Trivia - Famous artists within this period include Raphael, Michaelangelo, Da Vinci and the architect, Bramante.
Famous Paintings by Raphael
Along with paintings, he also designed tapestries too! Here's a look at some of the paintings which made Raphael a master artist of the High Renaissance era.
School of Athens (1509-1511)
This painting can be considered Raphael's finest Fresco painting. The School of Athens portrays major figures from wisdom, knowledge, philosophy and science. They are all sharing (but probably arguing) their ideas and learning from each other.
Pythagoras, Ptolemy, Zoroaster, Socrates and Euclid are included but Plato and Aristotle are the central figures. It's the latter whose philosophies influenced Christianity.
Sistine Madonna (1513-1514)
There are two things you need to know before we delve into this painting:
- A Madonna, in Christian Art, depicts Virgin Mary.
- The Sistine Madonna takes its name from San Sisto in Piacenza.
So, the Madonna is holding baby Jesus as she floats on clouds. She is joined by St Sixtux, St Barbara and two Angel cherubs who are gazing in contemplation.
The expression by the Madonna and Baby Jesus is of fear. Why? St Sixtus is pointing out to something.
When you consider the intended location of the painting (behind a choir screen which isn't there), it would have pointed to a crucifix - so Jesus and the Madonna would have seen his death and his mother would have seen how he would be treated.
Trivia - King Augustus III of Saxony purchased it in 1754 for his collection in Dresden, Germany.
Mond Crucifixion (1502-1503)
An early work by Raphael with elements of Perugino. Originally an altarpiece in the church of San Domenico, The painting depicts Jesus, on the cross, looking on whilst dying.
If you look closely, there are two angels who are catching his blood with chalices.
Beneath Jesus are: Mary Magdalene, St. Jerome, John the Evangelista and Mary the Virgin.
Trivia - Ludwig Mond gave the painting to the National Gallery.
Disputation of the Holy Sacrament (1508-1511)
This painting depicts Christianity's victory of many of the philosophical tendencies you saw in the School of Athens.
Raphael has depicted heaven and earth in this painting with numerous figures:
- In the centre, you can see that Christ is with the Virgin Mary and John the Baptist.
- Located near Jesus are Adam, Moses, and other figures.
- God is at the top and reigns over heaven's golden light.
- Below Christ's feet is the Holy Spirit.
Raphael achieved a sublime clarity and simplicity which we still awe at to this day. You can find this fresco opposite the School of Athens in the Stanza Della Segnatura.
The Parnassus (1510-1511)
One of four frescos by Raphael, it resides on one of the interior walls of the Stanza Della Segnatura (Room of the Signatura) in the Vatican Palace and was commissioned by Pope Julius II.
Parnassus is actually a mountain and, according to ancient Greek myth, was the mountain where the Muses and poets met and Apollo had his seat. Apollo was associated with music, truth, poetry and fine art and sat on the slopes of the mountain playing a lira da braccio - a renaissance instrument.

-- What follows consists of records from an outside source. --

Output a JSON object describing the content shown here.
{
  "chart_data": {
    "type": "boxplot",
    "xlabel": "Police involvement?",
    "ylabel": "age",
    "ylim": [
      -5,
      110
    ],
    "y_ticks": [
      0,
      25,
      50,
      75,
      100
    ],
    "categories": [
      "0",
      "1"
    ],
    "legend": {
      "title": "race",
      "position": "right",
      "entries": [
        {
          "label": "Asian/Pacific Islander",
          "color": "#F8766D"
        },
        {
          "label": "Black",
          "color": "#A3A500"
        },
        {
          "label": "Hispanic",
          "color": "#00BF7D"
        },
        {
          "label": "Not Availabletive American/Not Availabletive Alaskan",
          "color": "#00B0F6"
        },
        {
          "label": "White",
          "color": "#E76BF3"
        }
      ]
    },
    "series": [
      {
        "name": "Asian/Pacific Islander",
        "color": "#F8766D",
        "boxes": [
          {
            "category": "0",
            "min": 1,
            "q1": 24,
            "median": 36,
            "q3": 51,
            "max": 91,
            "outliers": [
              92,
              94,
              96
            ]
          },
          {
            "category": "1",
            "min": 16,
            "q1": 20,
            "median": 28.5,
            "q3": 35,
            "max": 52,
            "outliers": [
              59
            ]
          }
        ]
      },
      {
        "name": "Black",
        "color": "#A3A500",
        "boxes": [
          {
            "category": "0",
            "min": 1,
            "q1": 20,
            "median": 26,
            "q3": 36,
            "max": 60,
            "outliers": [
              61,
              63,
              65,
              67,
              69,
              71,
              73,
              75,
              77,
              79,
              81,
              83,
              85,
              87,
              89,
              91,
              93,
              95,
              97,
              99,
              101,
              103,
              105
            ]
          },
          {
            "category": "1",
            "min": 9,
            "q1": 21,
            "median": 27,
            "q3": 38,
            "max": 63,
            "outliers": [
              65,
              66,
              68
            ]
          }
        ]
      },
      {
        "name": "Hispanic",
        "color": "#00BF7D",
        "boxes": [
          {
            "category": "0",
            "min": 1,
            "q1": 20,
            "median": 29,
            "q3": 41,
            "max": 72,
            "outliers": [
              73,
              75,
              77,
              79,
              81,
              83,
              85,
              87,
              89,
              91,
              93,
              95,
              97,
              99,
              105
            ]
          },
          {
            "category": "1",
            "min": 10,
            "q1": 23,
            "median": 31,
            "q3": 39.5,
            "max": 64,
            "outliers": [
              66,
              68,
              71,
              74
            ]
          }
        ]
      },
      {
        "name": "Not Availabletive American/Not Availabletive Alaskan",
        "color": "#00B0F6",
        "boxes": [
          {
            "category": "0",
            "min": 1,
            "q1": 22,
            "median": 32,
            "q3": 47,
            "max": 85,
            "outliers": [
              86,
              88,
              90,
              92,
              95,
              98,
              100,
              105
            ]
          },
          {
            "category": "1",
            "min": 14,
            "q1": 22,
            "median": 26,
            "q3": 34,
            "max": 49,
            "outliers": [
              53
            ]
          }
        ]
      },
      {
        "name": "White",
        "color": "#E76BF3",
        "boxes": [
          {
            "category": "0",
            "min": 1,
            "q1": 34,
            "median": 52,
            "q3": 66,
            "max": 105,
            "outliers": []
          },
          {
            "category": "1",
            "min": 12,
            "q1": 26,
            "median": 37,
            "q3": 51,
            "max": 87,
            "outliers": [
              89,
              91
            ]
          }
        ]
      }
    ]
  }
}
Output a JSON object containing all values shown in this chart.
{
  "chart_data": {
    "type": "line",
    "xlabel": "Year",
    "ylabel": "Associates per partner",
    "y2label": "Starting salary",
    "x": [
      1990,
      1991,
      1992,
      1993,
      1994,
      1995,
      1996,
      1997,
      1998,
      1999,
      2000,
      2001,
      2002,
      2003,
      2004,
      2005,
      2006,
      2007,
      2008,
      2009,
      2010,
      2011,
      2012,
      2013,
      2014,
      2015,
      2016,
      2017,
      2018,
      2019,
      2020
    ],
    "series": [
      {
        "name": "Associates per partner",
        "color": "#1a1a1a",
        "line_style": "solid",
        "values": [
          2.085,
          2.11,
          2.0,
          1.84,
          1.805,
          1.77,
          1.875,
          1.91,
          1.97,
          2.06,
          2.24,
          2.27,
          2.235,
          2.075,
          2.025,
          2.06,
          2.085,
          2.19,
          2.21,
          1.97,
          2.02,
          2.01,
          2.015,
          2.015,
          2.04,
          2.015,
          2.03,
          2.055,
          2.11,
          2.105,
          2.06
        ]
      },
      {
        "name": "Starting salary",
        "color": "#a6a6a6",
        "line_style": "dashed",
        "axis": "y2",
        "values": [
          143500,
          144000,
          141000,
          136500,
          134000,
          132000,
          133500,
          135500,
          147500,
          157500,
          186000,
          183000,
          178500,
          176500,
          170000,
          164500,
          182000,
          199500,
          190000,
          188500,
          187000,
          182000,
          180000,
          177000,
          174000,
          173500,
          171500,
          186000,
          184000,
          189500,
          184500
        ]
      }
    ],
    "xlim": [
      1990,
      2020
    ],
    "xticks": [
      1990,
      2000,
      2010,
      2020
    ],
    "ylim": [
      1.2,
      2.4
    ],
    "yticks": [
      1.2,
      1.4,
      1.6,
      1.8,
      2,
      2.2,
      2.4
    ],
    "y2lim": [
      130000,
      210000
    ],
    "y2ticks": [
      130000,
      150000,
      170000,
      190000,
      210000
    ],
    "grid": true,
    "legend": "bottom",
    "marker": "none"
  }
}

Trivia - Historians have only identified 12/18 poets.
Despite living for only 37 years, Raphael has been one of the major talking points of High Renaissance art. His funeral was attended by thousands and he was buried in the Rome's Pantheon next to Maria Bibbiena. His tomb had a thought-provoking inscription:
"Here lies that famous Raphael by whom Nature feared to be conquered while he lived, and when he was dying, feared herself to die." - Pietro Bembo
Even though he is ranked among Da Vinci and Michaelangelo, there is something each of them have which sets them apart and makes us appreciate them even more.
With Raphael, his ability to achieve clarity and depth, unique to a few, just illustrates his credentials as a member of the Holy Trinity of The High Renaissance.
The Stanza Della Segnatura is located in the Palace of The Vatican. If you want to view artworks considered the pinnacle of the High Rennaissance and some of Raphael's greatest work then do visit.